The controversy has ranged from SeaWorld’s influence and practices to Dutch Courts and Morgan’s presence – and now her pregnancy – in Tenerife, and increasingly people have frowned on cetacean captivity regardless of any rulings or expert opinion about how well and healthy they are actually kept. And now, Thomas Cook has announced that it will no longer be offering holidaymakers any trips to Loro Parque where British package-holiday tourists form a good percentage of the venue’s visitors. Obviously there will be many that hope that by increasing pressure through the financial hit the inevitable drop in numbers will cost the Park will persuade it to change its mind where animal welfare arguments have failed.
Thomas Cook says that the decision was taken after customer feedback overwhelmingly demonstrated that travellers not only took animal welfare seriously, they wanted their children to learn it too. Clearly, commercial factors weighed heavily with the corporate decision because the same researched showed, moreover, that customers wanted their holiday company to take animal welfare seriously as well. The company says that its policy is no longer to offer travellers trips to any venues that keep Orcas captive, with chief Peter Fankhauser issuing the following statement:
18 months ago we announced our animal welfare policy because we knew we had to take action to make sure that the attractions we sell were consistent with our customers’ expectations of us. The policy was clear – any animal attractions we sell must be 100% compliant with ABTA animal welfare standards, as verified by our programme of independent audits.
Since then we’ve audited 49 animal attractions, and removed 29 which didn’t meet the minimum ABTA standards that we insist upon. In the remaining 20, we’re proud to say that each one has made significant improvements to the way they treat their animals as a direct result of our audit process.
When we introduced that policy, we recognised that customer expectations were changing when it comes to animal attractions. We also talked about the important role tourism has to play during the transition to ending practices that are known to harm animals.
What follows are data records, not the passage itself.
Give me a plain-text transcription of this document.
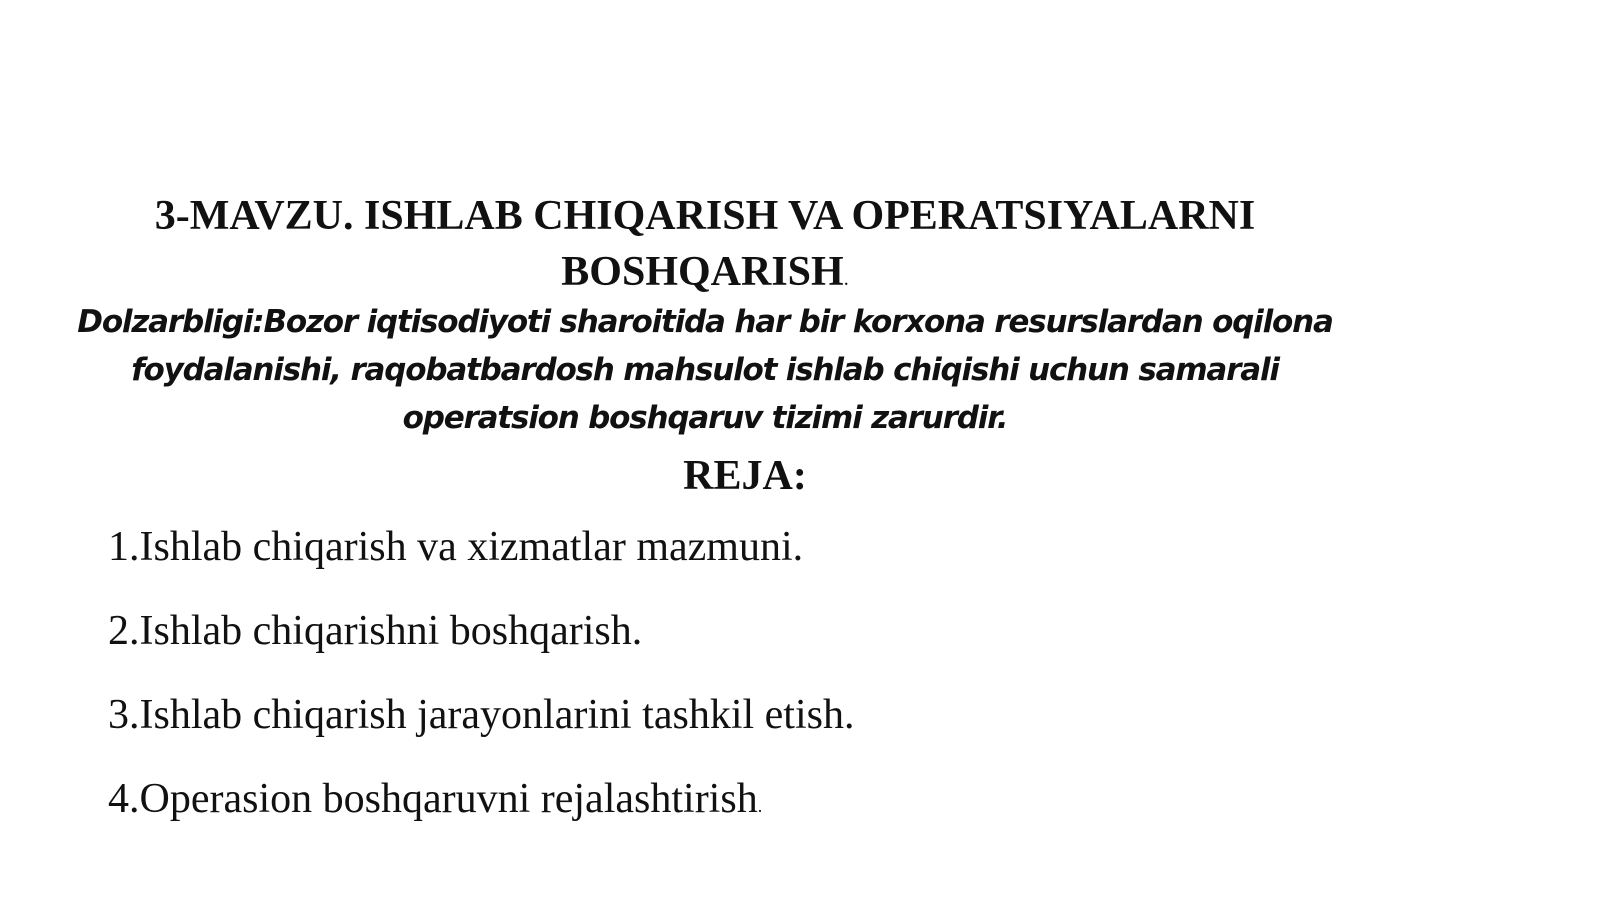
3-MAVZU. ISHLAB CHIQARISH VA OPERATSIYALARNI
BOSHQARISH.
Dolzarbligi:Bozor iqtisodiyoti sharoitida har bir korxona resurslardan oqilona
foydalanishi, raqobatbardosh mahsulot ishlab chiqishi uchun samarali
operatsion boshqaruv tizimi zarurdir.
REJA:
1.Ishlab chiqarish va xizmatlar mazmuni.
2.Ishlab chiqarishni boshqarish.
3.Ishlab chiqarish jarayonlarini tashkil etish.
4.Operasion boshqaruvni rejalashtirish.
Today we are announcing a new addition to our animal welfare policy based on that same principle. From next summer, we will no longer sell any animal attractions that keep orcas in captivity.
This was not a decision we took lightly. We always said that we would continue to review our policy, conscious that the more we got into this area, the more we would learn, and conscious also of changing customer sentiment. We have actively engaged with a range of animal welfare specialists in the last 18 months, and taken account of the scientific evidence they have provided. We have also taken feedback from our customers, more than 90% of whom told us that it was important that their holiday company takes animal welfare seriously. That has led us to the decision we have taken today.
Today’s announcement will see Thomas Cook remove two attractions which we currently offer customers, both of which passed our audit process and made improvements to the way they treat animals. We respect and applaud the work that has been done, and we will work with both over the next 12 months to prepare for our exit. We will also continue to work ourselves to identify more sustainable alternatives.
I am clear about the kind of business that we want to be. That’s why we introduced our animal welfare policy 18 months ago, and that’s why we’ve taken this decision today. And when so many of our customers are so clear in their view, I could not allow our business to ignore them.